"Calibré, sage, pesé, et sans surprise" (Les Inrockuptibles), le film ne présente pas de "réel point de vue" (L'Express) et laisse à Libération un sentiment de "frustration" et d'"impuissance".
Pour Elle en revanche, Walter Salles livre une "peinture tout en couleurs" du Brésil contemporain. Ce "portrait sincère" d'une société nous plonge sans pathos dans sa réalité quotidienne (Le Figaroscope). Traversée par une honnête et "infime lueur d'espérance" (Télérama), et ponctuée de "gestes techniques éblouissants" dignes de la Seleçao (Les Cahiers du Cinéma), cette "belle réussite" (Le Monde) a conquis le public.
Cloclo72 salue le scénario "vraiment original" de ce qui ressemble au départ à une comédie et qui "décrit justement" (islander) une certaine société brésilienne, "loin des paillettes" (coussine) et des clichés de Rio. Le duo Walter Salles/Daniela Thomas fonctionne et nous livre un film "intéressant et instructif" (corrio).
Une famille, composé, décomposé, recomposé sous la chaleur des bidonvilles brésiliens qui entre violence, pauvreté, solidarité cherche son chemin et un avenir meilleur. Walter Sallers trouve dans ce film, le ton, l'univers et la distance avec les personnages pour nous faire ressentir des émotions fortes, nous faire comprendre et partager leur quotidien sans misérabilisme excessif.
le film est un drame et se déroule dans cette ville gigantesque et "laide" qu'est Sao Paulo (j'ai eu l'occasion d'y passer deux jours et on est loin de la beauté de Rio)....Une mère héberge quatre fils (un coursier délinquant, un pompiste très croyant et pieux, un fils qui rêve de devenir footballeur, et un dernier qui n'est pas en âge de travailler ) Tous galèrent sérieusement et vivent des petites expériences jalonnées d'échecs....Tous sont différents mais tous ont des rêves qu'ils vont s'efforcer de réaliser. Là tiens la beauté du film, dans le courage permanent d'affronter ses échecs....Le montage est bon, la musique émouvante mais hélas peu abondante et il y a de magnifiques photos urbaines....Le seul reproche est le temps qu'il faut pour s'appoprier les personnages, mais après quel plaisir émouvant....J'ai été touché pour ma part par ce drame qui décrit justement une certaine société brésilienne
On plonge dans le Brésil des bidons villes,loin des paillettes. Une mère da famille,encieente,fatiguée,dépassée par ses garçons . Chacun avec un caractère difficile et confrontés à la délinquance. Lidée est originale mais tout est trop long, et cette société totalement défaillante.

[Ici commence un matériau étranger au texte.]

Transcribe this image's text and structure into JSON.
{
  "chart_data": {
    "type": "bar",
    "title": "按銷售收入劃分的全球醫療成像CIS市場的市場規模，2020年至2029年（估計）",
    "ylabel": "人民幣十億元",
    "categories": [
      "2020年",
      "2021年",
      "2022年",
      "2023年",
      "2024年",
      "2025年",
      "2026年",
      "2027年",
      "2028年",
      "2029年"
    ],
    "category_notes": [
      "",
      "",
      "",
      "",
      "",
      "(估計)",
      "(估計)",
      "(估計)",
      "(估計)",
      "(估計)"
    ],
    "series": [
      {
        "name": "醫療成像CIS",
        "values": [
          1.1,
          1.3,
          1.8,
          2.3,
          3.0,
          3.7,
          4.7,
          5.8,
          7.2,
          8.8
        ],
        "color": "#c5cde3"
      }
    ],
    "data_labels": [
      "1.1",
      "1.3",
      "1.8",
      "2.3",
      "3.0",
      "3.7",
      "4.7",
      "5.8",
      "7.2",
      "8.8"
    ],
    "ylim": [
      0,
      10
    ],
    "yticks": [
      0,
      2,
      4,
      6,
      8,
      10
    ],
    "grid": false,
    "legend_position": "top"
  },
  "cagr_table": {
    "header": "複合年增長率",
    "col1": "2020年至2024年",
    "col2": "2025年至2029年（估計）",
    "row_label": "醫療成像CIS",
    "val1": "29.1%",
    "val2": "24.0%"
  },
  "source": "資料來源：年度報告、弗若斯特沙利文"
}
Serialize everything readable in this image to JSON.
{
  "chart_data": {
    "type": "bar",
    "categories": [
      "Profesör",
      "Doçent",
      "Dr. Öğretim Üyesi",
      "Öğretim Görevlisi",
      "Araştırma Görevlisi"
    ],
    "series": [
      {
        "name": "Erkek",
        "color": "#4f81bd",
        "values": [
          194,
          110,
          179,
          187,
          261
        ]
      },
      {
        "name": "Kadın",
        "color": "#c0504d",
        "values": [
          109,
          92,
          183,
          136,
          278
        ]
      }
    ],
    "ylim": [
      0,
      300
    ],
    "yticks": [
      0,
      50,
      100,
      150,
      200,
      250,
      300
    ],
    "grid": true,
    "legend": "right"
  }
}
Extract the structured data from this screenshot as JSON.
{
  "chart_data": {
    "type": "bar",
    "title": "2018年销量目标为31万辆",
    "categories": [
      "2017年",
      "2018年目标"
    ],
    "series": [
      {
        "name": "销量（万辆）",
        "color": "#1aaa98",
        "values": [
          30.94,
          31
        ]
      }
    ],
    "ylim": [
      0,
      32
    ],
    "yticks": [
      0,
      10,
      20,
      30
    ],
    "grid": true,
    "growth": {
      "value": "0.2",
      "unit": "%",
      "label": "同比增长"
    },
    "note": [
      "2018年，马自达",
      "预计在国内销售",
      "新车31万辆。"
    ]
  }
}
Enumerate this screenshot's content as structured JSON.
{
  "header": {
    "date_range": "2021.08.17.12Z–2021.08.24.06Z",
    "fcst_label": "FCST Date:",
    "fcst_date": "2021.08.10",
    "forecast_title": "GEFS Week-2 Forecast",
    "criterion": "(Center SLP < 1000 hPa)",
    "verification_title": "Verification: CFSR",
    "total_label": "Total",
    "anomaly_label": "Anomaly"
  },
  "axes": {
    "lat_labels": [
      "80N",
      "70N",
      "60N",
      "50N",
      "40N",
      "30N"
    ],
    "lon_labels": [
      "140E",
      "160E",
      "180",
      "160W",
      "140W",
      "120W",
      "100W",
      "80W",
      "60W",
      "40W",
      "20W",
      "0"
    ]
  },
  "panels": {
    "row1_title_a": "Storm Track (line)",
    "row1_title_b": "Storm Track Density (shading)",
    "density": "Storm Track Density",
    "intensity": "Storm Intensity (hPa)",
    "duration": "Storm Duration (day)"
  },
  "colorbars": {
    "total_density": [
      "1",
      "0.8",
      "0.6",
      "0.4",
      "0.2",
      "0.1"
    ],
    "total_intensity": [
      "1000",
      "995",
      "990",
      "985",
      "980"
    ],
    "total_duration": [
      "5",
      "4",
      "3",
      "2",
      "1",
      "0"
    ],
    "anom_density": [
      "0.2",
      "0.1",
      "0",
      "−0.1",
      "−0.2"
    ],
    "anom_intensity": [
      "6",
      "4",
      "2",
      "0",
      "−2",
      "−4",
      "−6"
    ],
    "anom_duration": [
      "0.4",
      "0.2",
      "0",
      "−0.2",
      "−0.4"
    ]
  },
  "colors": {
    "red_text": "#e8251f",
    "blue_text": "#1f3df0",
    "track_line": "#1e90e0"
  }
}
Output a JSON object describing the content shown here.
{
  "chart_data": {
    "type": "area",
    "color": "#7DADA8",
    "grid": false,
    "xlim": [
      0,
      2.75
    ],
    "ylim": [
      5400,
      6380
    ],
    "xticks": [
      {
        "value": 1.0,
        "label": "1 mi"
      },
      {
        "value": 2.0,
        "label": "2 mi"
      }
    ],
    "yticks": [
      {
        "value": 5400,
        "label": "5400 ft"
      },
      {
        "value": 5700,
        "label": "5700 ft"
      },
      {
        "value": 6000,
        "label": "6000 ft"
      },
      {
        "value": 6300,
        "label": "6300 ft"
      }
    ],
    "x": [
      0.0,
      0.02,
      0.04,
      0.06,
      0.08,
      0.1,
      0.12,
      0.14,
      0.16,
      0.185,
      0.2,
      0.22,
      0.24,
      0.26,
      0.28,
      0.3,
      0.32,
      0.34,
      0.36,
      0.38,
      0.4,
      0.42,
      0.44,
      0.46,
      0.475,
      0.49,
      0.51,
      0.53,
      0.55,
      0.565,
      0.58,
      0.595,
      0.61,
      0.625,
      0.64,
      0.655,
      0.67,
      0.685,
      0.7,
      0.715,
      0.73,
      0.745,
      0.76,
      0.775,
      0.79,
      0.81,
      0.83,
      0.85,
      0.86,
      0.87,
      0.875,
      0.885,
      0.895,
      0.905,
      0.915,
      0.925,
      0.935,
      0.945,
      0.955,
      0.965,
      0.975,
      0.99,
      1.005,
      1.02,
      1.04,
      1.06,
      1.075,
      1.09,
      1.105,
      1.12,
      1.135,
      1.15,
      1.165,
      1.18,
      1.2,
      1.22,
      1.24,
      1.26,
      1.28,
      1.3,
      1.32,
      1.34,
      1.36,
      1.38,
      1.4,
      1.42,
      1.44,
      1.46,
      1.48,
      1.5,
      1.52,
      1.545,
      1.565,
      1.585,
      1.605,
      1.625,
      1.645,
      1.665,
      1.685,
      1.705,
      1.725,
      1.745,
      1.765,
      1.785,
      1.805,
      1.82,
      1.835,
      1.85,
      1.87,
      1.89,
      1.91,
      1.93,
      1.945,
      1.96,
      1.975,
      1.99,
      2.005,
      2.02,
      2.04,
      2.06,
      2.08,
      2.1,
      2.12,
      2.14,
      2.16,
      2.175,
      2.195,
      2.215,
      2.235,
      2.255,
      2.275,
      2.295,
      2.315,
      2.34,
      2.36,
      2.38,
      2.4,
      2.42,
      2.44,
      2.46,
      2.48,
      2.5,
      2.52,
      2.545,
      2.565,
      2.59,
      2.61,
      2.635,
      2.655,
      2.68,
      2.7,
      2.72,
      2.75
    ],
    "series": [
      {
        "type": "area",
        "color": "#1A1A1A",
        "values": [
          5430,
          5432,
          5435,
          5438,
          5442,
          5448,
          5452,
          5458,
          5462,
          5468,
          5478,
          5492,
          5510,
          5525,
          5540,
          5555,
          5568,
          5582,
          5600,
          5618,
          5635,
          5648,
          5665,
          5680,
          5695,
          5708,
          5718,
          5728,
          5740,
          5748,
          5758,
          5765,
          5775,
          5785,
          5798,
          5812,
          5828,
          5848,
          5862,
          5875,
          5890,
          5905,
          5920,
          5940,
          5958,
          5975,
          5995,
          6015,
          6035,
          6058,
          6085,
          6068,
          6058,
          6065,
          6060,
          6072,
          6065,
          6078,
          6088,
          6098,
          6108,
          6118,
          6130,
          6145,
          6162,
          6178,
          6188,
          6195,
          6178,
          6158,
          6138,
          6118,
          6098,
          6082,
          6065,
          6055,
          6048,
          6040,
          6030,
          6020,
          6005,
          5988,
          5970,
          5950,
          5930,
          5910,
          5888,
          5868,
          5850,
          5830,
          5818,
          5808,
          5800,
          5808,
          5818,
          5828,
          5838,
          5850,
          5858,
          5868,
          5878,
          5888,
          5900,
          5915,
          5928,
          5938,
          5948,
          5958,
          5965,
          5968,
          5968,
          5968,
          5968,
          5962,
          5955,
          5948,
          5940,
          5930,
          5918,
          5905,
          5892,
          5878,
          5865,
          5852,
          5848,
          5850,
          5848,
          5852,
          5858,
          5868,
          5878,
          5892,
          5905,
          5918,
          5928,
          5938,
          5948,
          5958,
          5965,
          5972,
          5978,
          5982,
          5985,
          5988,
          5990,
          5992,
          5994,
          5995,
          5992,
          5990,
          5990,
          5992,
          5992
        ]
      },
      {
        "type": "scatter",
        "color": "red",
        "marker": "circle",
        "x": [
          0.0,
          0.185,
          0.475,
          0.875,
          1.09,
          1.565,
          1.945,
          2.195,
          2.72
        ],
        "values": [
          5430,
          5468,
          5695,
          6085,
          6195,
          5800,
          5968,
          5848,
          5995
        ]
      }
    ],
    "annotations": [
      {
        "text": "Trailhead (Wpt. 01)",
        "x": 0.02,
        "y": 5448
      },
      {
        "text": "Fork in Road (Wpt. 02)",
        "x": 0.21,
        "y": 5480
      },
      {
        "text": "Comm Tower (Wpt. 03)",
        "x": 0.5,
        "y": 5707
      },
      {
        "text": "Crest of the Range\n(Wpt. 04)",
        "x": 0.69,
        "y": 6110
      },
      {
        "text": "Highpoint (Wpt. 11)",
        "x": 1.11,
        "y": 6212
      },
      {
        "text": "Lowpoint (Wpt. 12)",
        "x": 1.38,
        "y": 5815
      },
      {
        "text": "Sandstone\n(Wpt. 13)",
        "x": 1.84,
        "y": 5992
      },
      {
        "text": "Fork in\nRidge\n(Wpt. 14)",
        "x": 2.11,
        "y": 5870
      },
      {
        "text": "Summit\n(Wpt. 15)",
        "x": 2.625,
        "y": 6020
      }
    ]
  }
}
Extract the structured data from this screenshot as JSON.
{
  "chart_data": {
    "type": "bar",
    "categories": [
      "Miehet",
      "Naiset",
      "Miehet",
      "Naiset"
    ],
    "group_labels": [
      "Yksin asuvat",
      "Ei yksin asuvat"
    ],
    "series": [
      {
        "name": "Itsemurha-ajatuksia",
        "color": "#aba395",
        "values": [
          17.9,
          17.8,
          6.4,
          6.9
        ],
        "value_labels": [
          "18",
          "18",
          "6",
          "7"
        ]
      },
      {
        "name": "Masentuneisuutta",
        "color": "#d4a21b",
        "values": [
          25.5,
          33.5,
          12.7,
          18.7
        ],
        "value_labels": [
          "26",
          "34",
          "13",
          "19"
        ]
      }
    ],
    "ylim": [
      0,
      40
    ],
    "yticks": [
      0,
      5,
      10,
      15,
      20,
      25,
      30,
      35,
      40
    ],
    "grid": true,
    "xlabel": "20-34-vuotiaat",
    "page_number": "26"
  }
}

Enfin un film de Walter Salles dont je peux dire plutôt du bien ! Avouons le, je n'avais pas aimé "Central do Brasil" et pas trop "Carnets de voyage". Bon, celui-là, il ne l'a pas fait tout seul; En effet, ce film a été réalisé par W. Salles ET Daniela Thomas. En compétition à Cannes 2008, il a permis à l'actrice principale, Sandra Corveloni, d'obtenir le prix d'interprétation féminine : pas vraiment scandaleux, mais il y avait, à mon avis, quand même mieux. "Une famille brésilienne" raconte l'histoire d'une mère de famille et de ses 4 fils, qu'elle a eus avec 4 pères différents. Un 5ème est par ailleurs en route. Pour jouer un de ses fils, on retrouve Vinicius de Oliveira qui jouait le rôle de Josue dans "Central do Brasil". Il joue ici le rôle d'un de ces nombreux jeunes brésiliens qui ne rêvent que d'une chose : devenir footballeur professionnel. Certes, il joue très bien mais il est un peu trop personnel. Et puis, pour avoir sa chance dans ce milieu, et, éventuellement, gagner ensuite beaucoup d'argent, il faut commencer par payer; et la famille est très, très pauvre ! Un autre fils travaille comme pompiste dans une station service et il vient de découvrir Jésus, chez les évangélistes. Un autre est livreur de pizzas et essaye de devenir voyou, mais il n'est pas très doué. Quant au plus jeune, le plus noir, il ne rêve qu'aux autobus : peut-être son père en conduisait-il un ? La première demi-heure est excellente, puis le film ronronne pendant un petit quart d'heure avant de repartir du bon pied. Quant aux scènes de foot, elles sont remarquablement filmées. Pour une fois, Walter Salles évite le pathos et, avec l'aide de Daniela Thomas, nous donne un film intéressant et instructif.
Un film qui pourrait faire penser au début à une comédie mais qui, au fur et à mesure du film, lève le voile sur l'histoire bouleversée et tourmentée de la famille mais aussi des pays concernés dans le film. Un scénario vraiment original.